The Art Of the Start book review
Authors: Guy Kawasaki ISBN: 1591840562 Publisher: Portfolio
The Art Of the Start is a short, pithy and to the point look at some of the essential knowledge that any aspiring entrepreneur should have. The eleven concise chapters cover a range of topics including the old favourites, positioning, pitching, and raising capital and the less common bootstrapping, rain-making and even “The art of being a Mensch.”

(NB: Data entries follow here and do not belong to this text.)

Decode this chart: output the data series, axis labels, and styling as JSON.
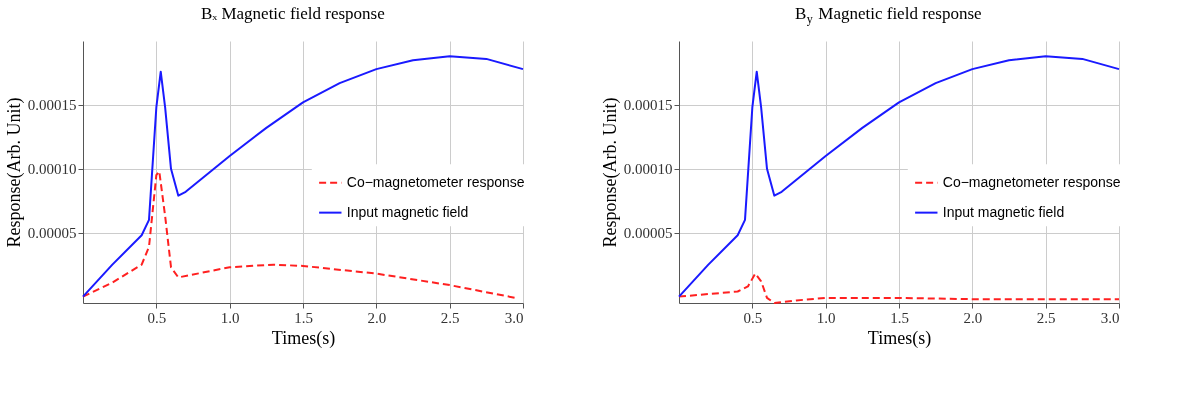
{
  "chart_data": [
    {
      "type": "line",
      "title": "Bₓ Magnetic field response",
      "xlabel": "Times(s)",
      "ylabel": "Response(Arb. Unit)",
      "xlim": [
        0,
        3.0
      ],
      "ylim": [
        -5e-06,
        0.0002
      ],
      "xticks": [
        0.5,
        {
          "value": 1,
          "label": "1.0"
        },
        1.5,
        {
          "value": 2,
          "label": "2.0"
        },
        2.5,
        {
          "value": 3,
          "label": "3.0"
        }
      ],
      "yticks": [
        {
          "value": 5e-05,
          "label": "0.00005"
        },
        {
          "value": 0.0001,
          "label": "0.00010"
        },
        {
          "value": 0.00015,
          "label": "0.00015"
        }
      ],
      "grid": true,
      "legend": "right",
      "series": [
        {
          "name": "Co−magnetometer response",
          "color": "#ff2020",
          "line_style": "dashed",
          "x": [
            0,
            0.2,
            0.4,
            0.45,
            0.5,
            0.52,
            0.56,
            0.6,
            0.65,
            1.0,
            1.3,
            1.5,
            2.0,
            2.5,
            2.95
          ],
          "values": [
            0,
            1.1e-05,
            2.5e-05,
            3.9e-05,
            9.5e-05,
            9.8e-05,
            6.3e-05,
            2.3e-05,
            1.5e-05,
            2.3e-05,
            2.5e-05,
            2.4e-05,
            1.8e-05,
            9e-06,
            -1e-06
          ]
        },
        {
          "name": "Input magnetic field",
          "color": "#1a1aff",
          "line_style": "solid",
          "x": [
            0,
            0.2,
            0.4,
            0.45,
            0.5,
            0.53,
            0.56,
            0.6,
            0.65,
            0.7,
            1.0,
            1.25,
            1.5,
            1.75,
            2.0,
            2.25,
            2.5,
            2.75,
            3.0
          ],
          "values": [
            0,
            2.5e-05,
            4.8e-05,
            6e-05,
            0.000148,
            0.000176,
            0.000148,
            0.0001,
            7.9e-05,
            8.2e-05,
            0.00011,
            0.000132,
            0.000152,
            0.000167,
            0.000178,
            0.000185,
            0.000188,
            0.000186,
            0.000178
          ]
        }
      ]
    },
    {
      "type": "line",
      "title": "B$_{y}$ Magnetic field response",
      "xlabel": "Times(s)",
      "ylabel": "Response(Arb. Unit)",
      "xlim": [
        0,
        3.0
      ],
      "ylim": [
        -5e-06,
        0.0002
      ],
      "xticks": [
        0.5,
        {
          "value": 1,
          "label": "1.0"
        },
        1.5,
        {
          "value": 2,
          "label": "2.0"
        },
        2.5,
        {
          "value": 3,
          "label": "3.0"
        }
      ],
      "yticks": [
        {
          "value": 5e-05,
          "label": "0.00005"
        },
        {
          "value": 0.0001,
          "label": "0.00010"
        },
        {
          "value": 0.00015,
          "label": "0.00015"
        }
      ],
      "grid": true,
      "legend": "right",
      "series": [
        {
          "name": "Co−magnetometer response",
          "color": "#ff2020",
          "line_style": "dashed",
          "x": [
            0,
            0.4,
            0.47,
            0.52,
            0.56,
            0.6,
            0.65,
            0.8,
            1.0,
            1.5,
            2.0,
            2.5,
            3.0
          ],
          "values": [
            0,
            4e-06,
            8e-06,
            1.8e-05,
            1.2e-05,
            -1e-06,
            -5e-06,
            -3e-06,
            -1e-06,
            -1e-06,
            -2e-06,
            -2e-06,
            -2e-06
          ]
        },
        {
          "name": "Input magnetic field",
          "color": "#1a1aff",
          "line_style": "solid",
          "x": [
            0,
            0.2,
            0.4,
            0.45,
            0.5,
            0.53,
            0.56,
            0.6,
            0.65,
            0.7,
            1.0,
            1.25,
            1.5,
            1.75,
            2.0,
            2.25,
            2.5,
            2.75,
            3.0
          ],
          "values": [
            0,
            2.5e-05,
            4.8e-05,
            6e-05,
            0.000148,
            0.000176,
            0.000148,
            0.0001,
            7.9e-05,
            8.2e-05,
            0.00011,
            0.000132,
            0.000152,
            0.000167,
            0.000178,
            0.000185,
            0.000188,
            0.000186,
            0.000178
          ]
        }
      ]
    }
  ]
}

The author’s experience on both sides of the road to starting up a business, as an entrepreneur and a venture capitalist, is very visible in the text and helps convey context with his advice. His chapter on pitching for example gives you both an idea of what you should know to ensure you’re not working in the dark and you’ve thought things through but also shows what the VC is most likely interested in
What helped to endear the book to me was its humour and cynicism, for example the chapter on recruiting has an amusing “top ten lies of job candidates”, it’s refreshing to see a start-up focused business book that is both aware that not everyone is going to make it and conveys this information in a way that doesn’t make you want to put the book down in depression
It’s hard to pinpoint the ideal audience for this book, the author covers both the small details, example presentation formats and how much time a pitch should require, and the larger, broad topics such as the common reasons for companies to partner. If you’re looking for a dry book, full of useful facts and figures, then this is the wrong choice. If however, you’re looking for a book that introduces you to all the subjects that someone attempting to get a start-up off the ground should know then this book with a light, anecdotal but realistic view point is far from the worst choice you could make.